We all seek out attention for ourselves. It might be a brightly colored shirt we love to wear as we always get compliments when we do. Or, it might be giggling and spinning around with your arms wide open as you know when you do, your bestie will do the same and give you a big hug. Seeking attention in and of itself is not a bad thing. Where it goes awry is when it becomes disruptive and potentially dangerous. Here's an example. A smart dog might bark at the backdoor as he's realized that doing so gets your attention and causes you to open the door for him, allowing access to explore his outdoor territory and maybe relieve himself in the process. Some dogs take this a step further and bark at their owners any time they want something. Hungry? Bark at the owner until they cave and give you a snack. Bored? Bark at the owner until they stop what they are doing and throw the ball. Frustrated? Bark at the human for ignoring them and then escalate to pawing, grabbing clothing, biting at hands, and jumping on them snapping teeth in their face. That sure gets the human's attention, right? Now, if you are like most of my clients this type of negative attention seeking takes you by surprise. You might jump up and try to calm your dog, or redirect them to something more appropriate. You might even put them outside to "cool off." Doing any of these things, however, has the potential to backfire, resulting in your dog persisting in those behaviors that got him the undivided attention he craved. And that, my friends, is manipulation.
So, what should you do if you think you are being manipulated by your canine housemate? Respond appropriately. Don't give them what they are demanding and instead attach a consequence that they won't particularly enjoy but can, begrudgingly, understand. Barking for no reason? Time out in your pen, crate, or the laundry room. Persist in barking? Stay there until you can calm yourself. If you can't safely move your dog to the time out, then remove yourself to another room and close the door!

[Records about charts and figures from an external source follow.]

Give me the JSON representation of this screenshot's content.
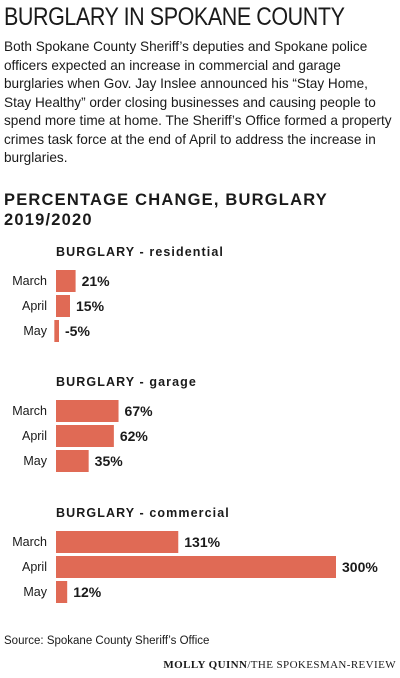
{
  "headline": "BURGLARY IN SPOKANE COUNTY",
  "intro": "Both Spokane County Sheriff’s deputies and Spokane police officers expected an increase in commercial and garage burglaries when Gov. Jay Inslee announced his “Stay Home, Stay Healthy” order closing businesses and causing people to spend more time at home. The Sheriff’s Office formed a property crimes task force at the end of April to address the increase in burglaries.",
  "chart_title_line1": "PERCENTAGE CHANGE, BURGLARY",
  "chart_title_line2": "2019/2020",
  "source": "Source: Spokane County Sheriff’s Office",
  "credit": {
    "name": "MOLLY QUINN",
    "separator": "/",
    "outlet": "THE SPOKESMAN-REVIEW"
  },
  "colors": {
    "bar": "#e06a55",
    "text": "#1a1a1a"
  },
  "chart_data": [
    {
      "type": "bar",
      "orientation": "horizontal",
      "title": "BURGLARY - residential",
      "categories": [
        "March",
        "April",
        "May"
      ],
      "values": [
        21,
        15,
        -5
      ],
      "labels": [
        "21%",
        "15%",
        "-5%"
      ]
    },
    {
      "type": "bar",
      "orientation": "horizontal",
      "title": "BURGLARY - garage",
      "categories": [
        "March",
        "April",
        "May"
      ],
      "values": [
        67,
        62,
        35
      ],
      "labels": [
        "67%",
        "62%",
        "35%"
      ]
    },
    {
      "type": "bar",
      "orientation": "horizontal",
      "title": "BURGLARY - commercial",
      "categories": [
        "March",
        "April",
        "May"
      ],
      "values": [
        131,
        300,
        12
      ],
      "labels": [
        "131%",
        "300%",
        "12%"
      ]
    }
  ]
}
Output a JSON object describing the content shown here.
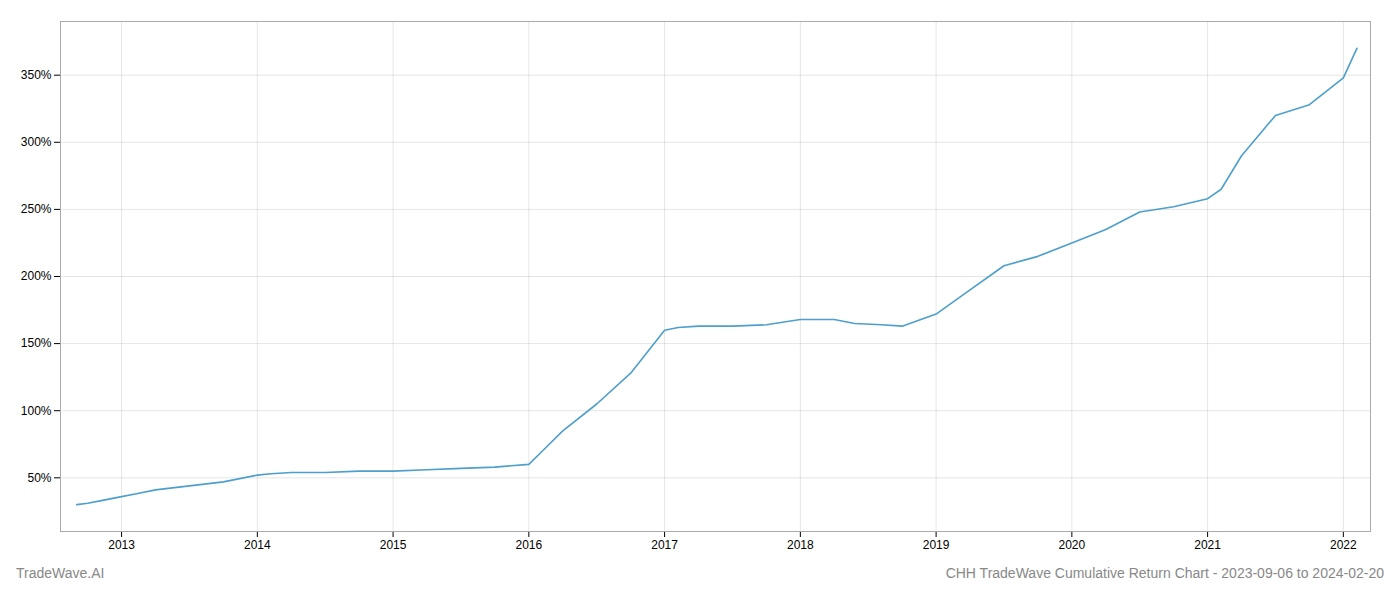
{
  "chart_data": {
    "type": "line",
    "title": "CHH TradeWave Cumulative Return Chart - 2023-09-06 to 2024-02-20",
    "annotations": [
      "TradeWave.AI"
    ],
    "x": [
      2012.67,
      2012.75,
      2012.85,
      2013.0,
      2013.1,
      2013.25,
      2013.5,
      2013.75,
      2014.0,
      2014.1,
      2014.25,
      2014.5,
      2014.75,
      2015.0,
      2015.25,
      2015.5,
      2015.75,
      2016.0,
      2016.1,
      2016.25,
      2016.5,
      2016.75,
      2017.0,
      2017.1,
      2017.25,
      2017.5,
      2017.75,
      2018.0,
      2018.25,
      2018.4,
      2018.6,
      2018.75,
      2019.0,
      2019.25,
      2019.5,
      2019.75,
      2020.0,
      2020.25,
      2020.5,
      2020.75,
      2021.0,
      2021.1,
      2021.25,
      2021.5,
      2021.75,
      2022.0,
      2022.1
    ],
    "values": [
      30,
      31,
      33,
      36,
      38,
      41,
      44,
      47,
      52,
      53,
      54,
      54,
      55,
      55,
      56,
      57,
      58,
      60,
      70,
      85,
      105,
      128,
      160,
      162,
      163,
      163,
      164,
      168,
      168,
      165,
      164,
      163,
      172,
      190,
      208,
      215,
      225,
      235,
      248,
      252,
      258,
      265,
      290,
      320,
      328,
      348,
      370
    ],
    "color": "#4d9fcc",
    "xlim": [
      2012.55,
      2022.2
    ],
    "xticks": [
      2013,
      2014,
      2015,
      2016,
      2017,
      2018,
      2019,
      2020,
      2021,
      2022
    ],
    "ylim": [
      10,
      390
    ],
    "yticks": [
      {
        "value": 50,
        "label": "50%"
      },
      {
        "value": 100,
        "label": "100%"
      },
      {
        "value": 150,
        "label": "150%"
      },
      {
        "value": 200,
        "label": "200%"
      },
      {
        "value": 250,
        "label": "250%"
      },
      {
        "value": 300,
        "label": "300%"
      },
      {
        "value": 350,
        "label": "350%"
      }
    ],
    "grid": true
  }
}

Removing yourself serves the same purpose; your dog can't demand attention from you, or escalate their manipulation, if you've removed yourself from that narrative. If your dog, starts grabbing your clothes and snapping at your hands and face the minute you sit down on the couch, then don't let them be near you on the couch. Tether your dog away from the couch, confine them to an x-pen, or use a crate. Give them something to do while you are on the couch and they are effectively confined; we aren't punishing them, we are establishing boundaries. If they bark when tethered or confined, despite having something to do there, remove them to another room for a time out, or remove yourself.
Now, I know you are tired and you just want to enjoy your evening, but handing a dog a bully stick, a bone, or actually stopping what you are doing (relaxing) and playing with them or trying to bribe them into leaving you alone is only going to backfire. They always want more and sometimes, just like human toddlers, they don't even really know what they want. They are frustrated! You can't reason with a frustrated toddler or dog. Remove them, let them calm down and rest, and then give them something appropriate to do at that point.

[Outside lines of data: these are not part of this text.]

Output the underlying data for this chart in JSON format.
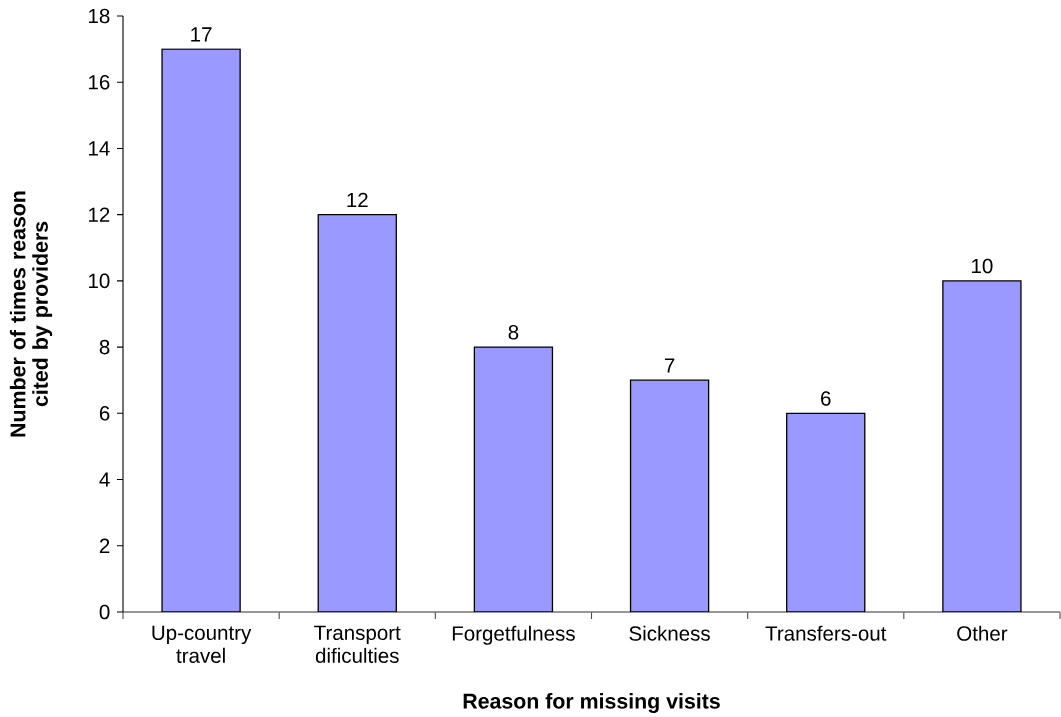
{
  "chart_data": {
    "type": "bar",
    "xlabel": "Reason for missing visits",
    "ylabel": "Number of times reason cited by providers",
    "categories": [
      "Up-country travel",
      "Transport dificulties",
      "Forgetfulness",
      "Sickness",
      "Transfers-out",
      "Other"
    ],
    "values": [
      17,
      12,
      8,
      7,
      6,
      10
    ],
    "color": "#9999ff",
    "ylim": [
      0,
      18
    ],
    "yticks": [
      0,
      2,
      4,
      6,
      8,
      10,
      12,
      14,
      16,
      18
    ],
    "data_labels": true
  }
}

It is true that I see a lot of bored dogs as well. Remembering to provide daily challenges for your dog in the form of physical and mental exercise is important. If you get too busy to walk them or too lazy to fill the food puzzle, then you can expect them to act up and act out later. Bored dogs are frustrated dogs and boredom and frustration lead to negative attention seeking, manipulation, and in some dogs, escalating aggression.
You are the adult with the thumbs to open the fridge and the back door, the car keys to get them to the park, and the credit card to order their treats, food, and toys. Your dogs KNOW all of this. They will absolutely try to manipulate you if they think they can or if they've been successful with that strategy in the past. If your response is always to calmly remove them (or yourself) for a time out, the result is a dog who begins to curb their own behavior to avoid that time out. Now, this doesn't mean you can ignore those barks to let them outside, delay mealtimes, or forget that you always do two walks a day and play fetch afterward. Dogs like predictable schedules and too much variation causes undue stress and anxiety. We all have a responsibility here. We need to be predictable and trustworthy caretakers and our dogs need to be well-mannered toddlers.

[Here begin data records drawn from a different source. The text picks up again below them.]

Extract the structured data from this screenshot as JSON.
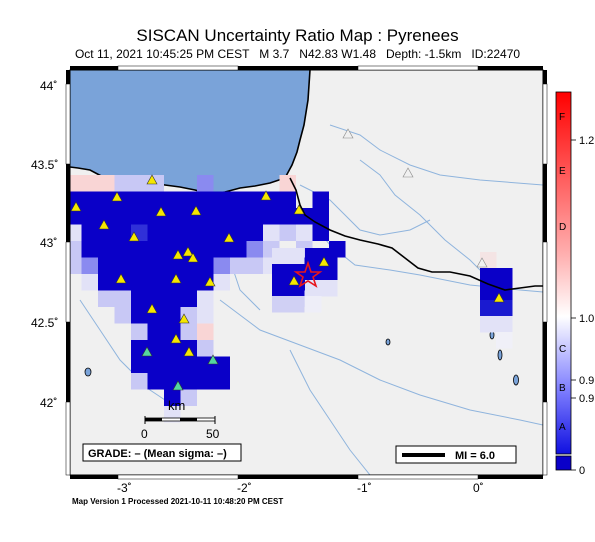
{
  "title": "SISCAN Uncertainty Ratio Map : Pyrenees",
  "subtitle": "Oct 11, 2021 10:45:25 PM CEST   M 3.7   N42.83 W1.48   Depth: -1.5km   ID:22470",
  "y_axis_labels": [
    "44˚",
    "43.5˚",
    "43˚",
    "42.5˚",
    "42˚"
  ],
  "x_axis_labels": [
    "-3˚",
    "-2˚",
    "-1˚",
    "0˚"
  ],
  "scale_bar": {
    "unit": "km",
    "ticks": [
      "0",
      "50"
    ]
  },
  "grade_box": "GRADE: – (Mean sigma: –)",
  "mi_legend": "MI = 6.0",
  "colorbar": {
    "letters": [
      "F",
      "E",
      "D",
      "C",
      "B",
      "A"
    ],
    "ticks": [
      "1.2",
      "1.0",
      "0.9",
      "0.9",
      "0"
    ]
  },
  "footer": "Map Version 1 Processed 2021-10-11 10:48:20 PM CEST",
  "colors": {
    "sea": "#7aa3d9",
    "land": "#f0f0f0",
    "river": "#8fb4dd",
    "border": "#000000",
    "station": "#f5e600",
    "epicenter": "#e8151b",
    "dark_blue": "#0a00c8"
  },
  "epicenter": {
    "lat": 42.83,
    "lon": -1.48
  }
}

As always, if you have questions about your pet's behavior, you know where to find me.
When Zelly was about six months old, she really started boundary testing. She'd bark at you anytime she didn't get her way; she'd also chase after the other dogs biting at them and barking in their faces as well. My response to this was always the same: Time out. Nine times out of ten, she'd fuss for a few minutes and then fall fast asleep. A reminder of just how important those naps are for puppies and for the rest of us who are living with them!